I don't have time to go chasing this stuff any further on your behalf,
but it *does* smell to me like an icache management problem. Remember,
MIPS processors almost universally have split I/D caches and no
coherence support between them, so if you either (a) forget to do an
explicit D-cache write-back operation after copying to a page mapped
write-back that's going to be used as instructions/text, or (b) forget
to do an explicit I-cache invalidate when you re-use a page for
instructions that has been previously used for a different instruction
page, you will have problems, even without going into DMA I/O coherence
issues. If your problem were (b), though, you'd be seeing bad answers,
segmentation violations, bus errors, etc., at least as often as you'd
be seeing illegal instruction exceptions. So my money would be on (a).|
The need for cache management is so fundamental to Linux for MIPS that
all the necessary general hooks have been there for years. If I were
you, I'd focus on the definitions of the primitives that you spotted in
c-r4k.c. Does the stuff in the JZ_RISC section correspond to the
assembly language flush sequence done in the Ingenic patch to head.S?
Are you sure that the JZ_RISC section is in fact the version of those
functions that's being built into your kernel?
Nils Faerber wrote:
Kevin D. Kissell schrieb:
The only thing that you've mentioned below that really makes me think
that you're looking at a kernel bug is the comment about things not
failing under GDB. But if *any* of the programs that are failing fail
under gdb, I'd want to know just what instruction is at the place where
they're taking a SIGILL. If gdb heisenbergs things too much, then the
basic brute force thing to do would be to instrument the kernel itself
to report on what happened, and what it sees at the "bad instruction"
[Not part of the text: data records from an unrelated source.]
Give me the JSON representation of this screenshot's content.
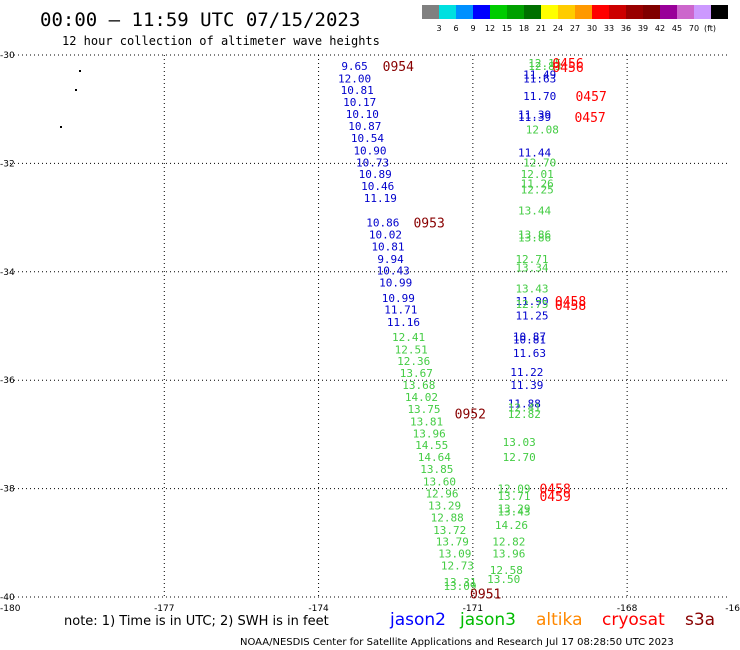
{
  "header": {
    "title": "00:00 — 11:59 UTC 07/15/2023",
    "subtitle": "12 hour collection of altimeter wave heights"
  },
  "colorbar": {
    "colors": [
      "#808080",
      "#00e0e0",
      "#0090ff",
      "#0000ff",
      "#00cc00",
      "#00a000",
      "#007000",
      "#ffff00",
      "#ffcc00",
      "#ff9900",
      "#ff0000",
      "#cc0000",
      "#990000",
      "#800000",
      "#990099",
      "#cc66cc",
      "#cc99ff",
      "#000000"
    ],
    "labels": [
      "3",
      "6",
      "9",
      "12",
      "15",
      "18",
      "21",
      "24",
      "27",
      "30",
      "33",
      "36",
      "39",
      "42",
      "45",
      "70"
    ],
    "unit": "(ft)"
  },
  "footer": {
    "note": "note:  1) Time is in UTC;  2) SWH is in feet",
    "legend": [
      {
        "name": "jason2",
        "color": "#0000ff"
      },
      {
        "name": "jason3",
        "color": "#00bb00"
      },
      {
        "name": "altika",
        "color": "#ff8800"
      },
      {
        "name": "cryosat",
        "color": "#ff0000"
      },
      {
        "name": "s3a",
        "color": "#880000"
      }
    ],
    "credit": "NOAA/NESDIS Center for Satellite Applications and Research    Jul 17 08:28:50 UTC 2023"
  },
  "chart_data": {
    "type": "scatter",
    "xlim": [
      -180,
      -166
    ],
    "ylim": [
      -40,
      -30
    ],
    "x_ticks": [
      "-180",
      "-177",
      "-174",
      "-171",
      "-168",
      "-16"
    ],
    "y_ticks": [
      "-30",
      "-32",
      "-34",
      "-36",
      "-38",
      "-40"
    ],
    "grid": true,
    "series": [
      {
        "name": "jason2",
        "color": "#0000cc",
        "points": [
          {
            "lon": -173.3,
            "lat": -30.2,
            "v": "9.65"
          },
          {
            "lon": -173.3,
            "lat": -30.43,
            "v": "12.00"
          },
          {
            "lon": -173.25,
            "lat": -30.65,
            "v": "10.81"
          },
          {
            "lon": -173.2,
            "lat": -30.87,
            "v": "10.17"
          },
          {
            "lon": -173.15,
            "lat": -31.09,
            "v": "10.10"
          },
          {
            "lon": -173.1,
            "lat": -31.31,
            "v": "10.87"
          },
          {
            "lon": -173.05,
            "lat": -31.53,
            "v": "10.54"
          },
          {
            "lon": -173.0,
            "lat": -31.76,
            "v": "10.90"
          },
          {
            "lon": -172.95,
            "lat": -31.98,
            "v": "10.73"
          },
          {
            "lon": -172.9,
            "lat": -32.2,
            "v": "10.89"
          },
          {
            "lon": -172.85,
            "lat": -32.42,
            "v": "10.46"
          },
          {
            "lon": -172.8,
            "lat": -32.64,
            "v": "11.19"
          },
          {
            "lon": -172.75,
            "lat": -33.09,
            "v": "10.86"
          },
          {
            "lon": -172.7,
            "lat": -33.31,
            "v": "10.02"
          },
          {
            "lon": -172.65,
            "lat": -33.53,
            "v": "10.81"
          },
          {
            "lon": -172.6,
            "lat": -33.76,
            "v": "9.94"
          },
          {
            "lon": -172.55,
            "lat": -33.98,
            "v": "10.43"
          },
          {
            "lon": -172.5,
            "lat": -34.2,
            "v": "10.99"
          },
          {
            "lon": -172.45,
            "lat": -34.48,
            "v": "10.99"
          },
          {
            "lon": -172.4,
            "lat": -34.7,
            "v": "11.71"
          },
          {
            "lon": -172.35,
            "lat": -34.93,
            "v": "11.16"
          },
          {
            "lon": -169.7,
            "lat": -30.36,
            "v": "11.49"
          },
          {
            "lon": -169.7,
            "lat": -30.43,
            "v": "11.63"
          },
          {
            "lon": -169.7,
            "lat": -30.76,
            "v": "11.70"
          },
          {
            "lon": -169.8,
            "lat": -31.1,
            "v": "11.39"
          },
          {
            "lon": -169.8,
            "lat": -31.14,
            "v": "11.39"
          },
          {
            "lon": -169.8,
            "lat": -31.8,
            "v": "11.44"
          },
          {
            "lon": -169.85,
            "lat": -34.54,
            "v": "11.90"
          },
          {
            "lon": -169.85,
            "lat": -34.81,
            "v": "11.25"
          },
          {
            "lon": -169.9,
            "lat": -35.19,
            "v": "10.87"
          },
          {
            "lon": -169.9,
            "lat": -35.25,
            "v": "10.81"
          },
          {
            "lon": -169.9,
            "lat": -35.5,
            "v": "11.63"
          },
          {
            "lon": -169.95,
            "lat": -35.85,
            "v": "11.22"
          },
          {
            "lon": -169.95,
            "lat": -36.09,
            "v": "11.39"
          },
          {
            "lon": -170.0,
            "lat": -36.43,
            "v": "11.88"
          }
        ]
      },
      {
        "name": "jason3",
        "color": "#44cc44",
        "points": [
          {
            "lon": -172.25,
            "lat": -35.2,
            "v": "12.41"
          },
          {
            "lon": -172.2,
            "lat": -35.43,
            "v": "12.51"
          },
          {
            "lon": -172.15,
            "lat": -35.65,
            "v": "12.36"
          },
          {
            "lon": -172.1,
            "lat": -35.87,
            "v": "13.67"
          },
          {
            "lon": -172.05,
            "lat": -36.09,
            "v": "13.68"
          },
          {
            "lon": -172.0,
            "lat": -36.31,
            "v": "14.02"
          },
          {
            "lon": -171.95,
            "lat": -36.53,
            "v": "13.75"
          },
          {
            "lon": -171.9,
            "lat": -36.76,
            "v": "13.81"
          },
          {
            "lon": -171.85,
            "lat": -36.98,
            "v": "13.96"
          },
          {
            "lon": -171.8,
            "lat": -37.2,
            "v": "14.55"
          },
          {
            "lon": -171.75,
            "lat": -37.42,
            "v": "14.64"
          },
          {
            "lon": -171.7,
            "lat": -37.64,
            "v": "13.85"
          },
          {
            "lon": -171.65,
            "lat": -37.87,
            "v": "13.60"
          },
          {
            "lon": -171.6,
            "lat": -38.09,
            "v": "12.96"
          },
          {
            "lon": -171.55,
            "lat": -38.31,
            "v": "13.29"
          },
          {
            "lon": -171.5,
            "lat": -38.53,
            "v": "12.88"
          },
          {
            "lon": -171.45,
            "lat": -38.76,
            "v": "13.72"
          },
          {
            "lon": -171.4,
            "lat": -38.98,
            "v": "13.79"
          },
          {
            "lon": -171.35,
            "lat": -39.2,
            "v": "13.09"
          },
          {
            "lon": -171.3,
            "lat": -39.42,
            "v": "12.73"
          },
          {
            "lon": -171.25,
            "lat": -39.72,
            "v": "13.31"
          },
          {
            "lon": -171.25,
            "lat": -39.8,
            "v": "13.09"
          },
          {
            "lon": -169.6,
            "lat": -30.15,
            "v": "12.15"
          },
          {
            "lon": -169.6,
            "lat": -30.2,
            "v": "12.83"
          },
          {
            "lon": -169.65,
            "lat": -31.37,
            "v": "12.08"
          },
          {
            "lon": -169.7,
            "lat": -31.98,
            "v": "12.70"
          },
          {
            "lon": -169.75,
            "lat": -32.2,
            "v": "12.01"
          },
          {
            "lon": -169.75,
            "lat": -32.37,
            "v": "11.26"
          },
          {
            "lon": -169.75,
            "lat": -32.48,
            "v": "12.25"
          },
          {
            "lon": -169.8,
            "lat": -32.87,
            "v": "13.44"
          },
          {
            "lon": -169.8,
            "lat": -33.31,
            "v": "13.86"
          },
          {
            "lon": -169.8,
            "lat": -33.37,
            "v": "13.86"
          },
          {
            "lon": -169.85,
            "lat": -33.76,
            "v": "12.71"
          },
          {
            "lon": -169.85,
            "lat": -33.92,
            "v": "13.34"
          },
          {
            "lon": -169.85,
            "lat": -34.31,
            "v": "13.43"
          },
          {
            "lon": -169.85,
            "lat": -34.59,
            "v": "12.75"
          },
          {
            "lon": -170.0,
            "lat": -36.5,
            "v": "12.41"
          },
          {
            "lon": -170.0,
            "lat": -36.62,
            "v": "12.82"
          },
          {
            "lon": -170.1,
            "lat": -37.14,
            "v": "13.03"
          },
          {
            "lon": -170.1,
            "lat": -37.42,
            "v": "12.70"
          },
          {
            "lon": -170.2,
            "lat": -38.0,
            "v": "12.09"
          },
          {
            "lon": -170.2,
            "lat": -38.14,
            "v": "13.71"
          },
          {
            "lon": -170.2,
            "lat": -38.37,
            "v": "13.29"
          },
          {
            "lon": -170.2,
            "lat": -38.42,
            "v": "13.43"
          },
          {
            "lon": -170.25,
            "lat": -38.67,
            "v": "14.26"
          },
          {
            "lon": -170.3,
            "lat": -38.98,
            "v": "12.82"
          },
          {
            "lon": -170.3,
            "lat": -39.2,
            "v": "13.96"
          },
          {
            "lon": -170.35,
            "lat": -39.5,
            "v": "12.58"
          },
          {
            "lon": -170.4,
            "lat": -39.67,
            "v": "13.50"
          }
        ]
      }
    ],
    "times": [
      {
        "label": "0954",
        "lon": -172.45,
        "lat": -30.2,
        "color": "#880000"
      },
      {
        "label": "0953",
        "lon": -171.85,
        "lat": -33.09,
        "color": "#880000"
      },
      {
        "label": "0952",
        "lon": -171.05,
        "lat": -36.61,
        "color": "#880000"
      },
      {
        "label": "0951",
        "lon": -170.75,
        "lat": -39.94,
        "color": "#880000"
      },
      {
        "label": "0456",
        "lon": -169.15,
        "lat": -30.15,
        "color": "#ff0000"
      },
      {
        "label": "0456",
        "lon": -169.15,
        "lat": -30.22,
        "color": "#ff0000"
      },
      {
        "label": "0457",
        "lon": -168.7,
        "lat": -30.76,
        "color": "#ff0000"
      },
      {
        "label": "0457",
        "lon": -168.72,
        "lat": -31.14,
        "color": "#ff0000"
      },
      {
        "label": "0458",
        "lon": -169.1,
        "lat": -34.54,
        "color": "#ff0000"
      },
      {
        "label": "0458",
        "lon": -169.1,
        "lat": -34.61,
        "color": "#ff0000"
      },
      {
        "label": "0458",
        "lon": -169.4,
        "lat": -38.0,
        "color": "#ff0000"
      },
      {
        "label": "0459",
        "lon": -169.4,
        "lat": -38.14,
        "color": "#ff0000"
      }
    ]
  }
}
address, using printk. If the memory value actually looks like a legit
instruction, it would confirm the hypothesis that you've got an icache
maintenance problem. I note that the Ingenic patch has a "flushcaches"
routine that has hardwired assumptions about the cache organization.
Could those be incorrect on the chip you're using?
Thanks for having a thought about the issue!
By now I pitily have to admit that my GDB assumption was not all that
correct :( After *a*lot* more tries I found an application that actually
also fails inside GDB. But with some more tries I can now confirm that
applications fail at random points - it is not a single instruction that
causes the fault but rather random points.
So I think your memory/cache issue theory sounds pretty interesting...
I just had a look at the JZ4730 code (in arch/mips/jz4730/) and the only
mention of a cache flush is in pm.c which will only be executed in case
of going to sleep (i.e. CPU deep sleep aka s2ram).
arch/mips/mm/c-r4k.c also contains a JZ_RISC section for setting up
cache options and arch/mips/mm/tlbex.c a TLB case special for the JZ.
Those look promising!
I could very well think of cases where a wrong cache flush could cause
such or similar problems.
Regards, and happy hunting,
Happy? When I found it maybe. The annoying thing about this is that
Ingenic is not very helpful. I emailed them several times already asking
for the full datasheet of the CPU with no replay at all yet. The
datasheet they hae on their webpage is just the brief with about 60
pages and not very helpful when you ar elooking for details like cache
So I will have to resort to experiments - trial an error.
Thank you very much for your thoughts and idea!